Fourth and finally, while discussing the specifics of and the feasibility around such patrols, it is worth being candid about their utility. Joint patrols may make sense for Southeast Asian states in order to demonstrate presence and illustrate that regional actors are willing to and capable of providing for the security of their own waters. Beijing, for its part, no doubt sees these patrols as important enough for it to engage on as well, seeing that outside actors are looking at them as a means of what it terms “outside interference.”
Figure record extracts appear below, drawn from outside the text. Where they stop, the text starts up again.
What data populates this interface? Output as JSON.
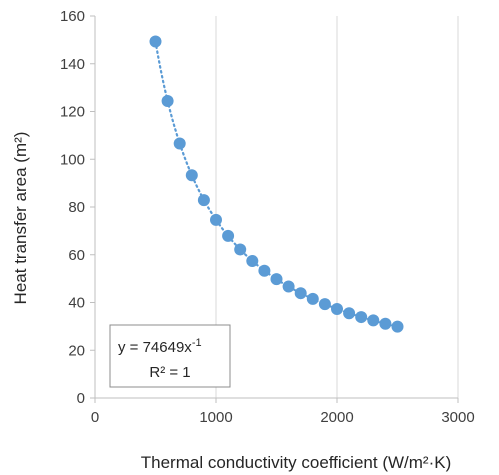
{
  "chart_data": {
    "type": "scatter",
    "xlabel": "Thermal conductivity coefficient (W/m²·K)",
    "ylabel": "Heat transfer area (m²)",
    "xlim": [
      0,
      3000
    ],
    "ylim": [
      0,
      160
    ],
    "xticks": [
      0,
      1000,
      2000,
      3000
    ],
    "yticks": [
      0,
      20,
      40,
      60,
      80,
      100,
      120,
      140,
      160
    ],
    "grid": "vertical",
    "series": [
      {
        "color": "#5b9bd5",
        "marker": "circle",
        "x": [
          500,
          600,
          700,
          800,
          900,
          1000,
          1100,
          1200,
          1300,
          1400,
          1500,
          1600,
          1700,
          1800,
          1900,
          2000,
          2100,
          2200,
          2300,
          2400,
          2500
        ],
        "y": [
          149.3,
          124.4,
          106.6,
          93.3,
          82.9,
          74.6,
          67.9,
          62.2,
          57.4,
          53.3,
          49.8,
          46.7,
          43.9,
          41.5,
          39.3,
          37.3,
          35.5,
          33.9,
          32.5,
          31.1,
          29.9
        ]
      }
    ],
    "trendline": {
      "type": "power",
      "coefficient": 74649,
      "exponent": -1,
      "style": "dotted",
      "color": "#5b9bd5"
    },
    "equation_box": {
      "equation_prefix": "y = 74649x",
      "equation_exponent": "-1",
      "r_squared": "R² = 1"
    },
    "colors": {
      "marker": "#5b9bd5",
      "gridline": "#d9d9d9",
      "axis_text": "#404040"
    }
  }
}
But given the vast asymmetry of capabilities in China’s favor, patrols of this ilk will in fact do very little to affect a change in Chinese assertive behavior that allow it to have a growing ability to control the South China Sea, which Beijing can then choose to exercise to secure its interests at the expense of others. Not unlike other initiatives such as the work on a binding code of conduct in the South China Sea, it is important to be attentive to both the value and limitations of individual measures to confront the real strategic challenge (See: “Will a China-ASEAN South China Sea Code of Conduct Really Matter?”).